PLACE PUBLIQUE > Vous voulez dire que c’est la conception de l’intercommunalité qui doit évoluer ?

FRANÇOISE GATEL >
Nous avons les communes et les communautés de communes. On peut aller plus loin et parler de coopération entre les intercommunalités comme nous l’avons fait pour bâtir le Scot. Aujourd’hui une intercommunalité ne peut pas rester isolée. Nous avons décidé de réunir les 67 communes du Pays de Rennes pour établir un plan vélo. On n’a pas besoin d’être mariés pour ça. On fait des choses ensemble parce qu’on en a besoin. Le Pays de Rennes est financé par les intercommunalités qui en sont membres, ça ne me gêne pas. Le pays peut se donner la compétence tourisme, ça va optimiser l’offre de la ville. Même chose pour le transport. Un syndicat mixte et ça marche. Ce dont nous avons besoin, c’est de l’intelligence pour agir. Il n’y a pas d’organisation humaine qui puisse faire tout. Regardez la gestion de l’eau. C’est une affaire de bassin versant et pas de frontières communales ou intercommunales. Je pense que la France souffre de la maladie de la centralisation et de l’uniformité, Je comprends que des énarques brillants se disent que des communes de 50 habitants, c’est nul. Mais il faut qu’ils aillent se promener partout. Il n’y a pas une seule réponse. On a le devoir de bouger, mais aussi celui de refuser que tout doive tenir dans une seule carte.

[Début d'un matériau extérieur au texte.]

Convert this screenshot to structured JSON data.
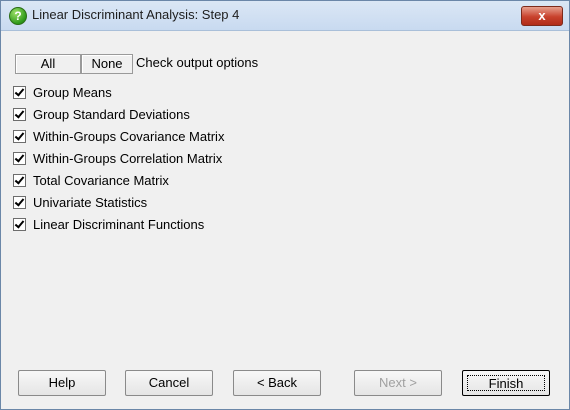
{
  "window": {
    "title": "Linear Discriminant Analysis: Step 4",
    "close_label": "x"
  },
  "toolbar": {
    "all_label": "All",
    "none_label": "None",
    "check_label": "Check output options"
  },
  "options": [
    {
      "label": "Group Means",
      "checked": true
    },
    {
      "label": "Group Standard Deviations",
      "checked": true
    },
    {
      "label": "Within-Groups Covariance Matrix",
      "checked": true
    },
    {
      "label": "Within-Groups Correlation Matrix",
      "checked": true
    },
    {
      "label": "Total Covariance Matrix",
      "checked": true
    },
    {
      "label": "Univariate Statistics",
      "checked": true
    },
    {
      "label": "Linear Discriminant Functions",
      "checked": true
    }
  ],
  "buttons": {
    "help": "Help",
    "cancel": "Cancel",
    "back": "< Back",
    "next": "Next >",
    "finish": "Finish"
  }
}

PLACE PUBLIQUE > La réforme des finances locales ?

FRANÇOISE GATEL >
C’est une menace de mort lente pour les communes. Si elles n’ont plus de moyens financiers, elles ne pourront plus exercer leurs compétences. Et puis, on ne peut pas avoir en France des intercommunalités qui auraient beaucoup d’argent et d’autres non. Il faut une justice des moyens. Sinon, les communes rurales crèveront. En Bretagne, on a un réseau de villes moyennes. On a voulu ce modèle de développement. Ça produit une société plus juste plus équilibrée avec moins de violence et d’agressivité. Une organisation territoriale doit correspondre à des valeurs. Elle est faite pour servir les gens. Etre heureux, c’est disposer de services dans un cadre de vie où l’on peut nouer des relations sociales, des liens de solidarité, des engagements de citoyens.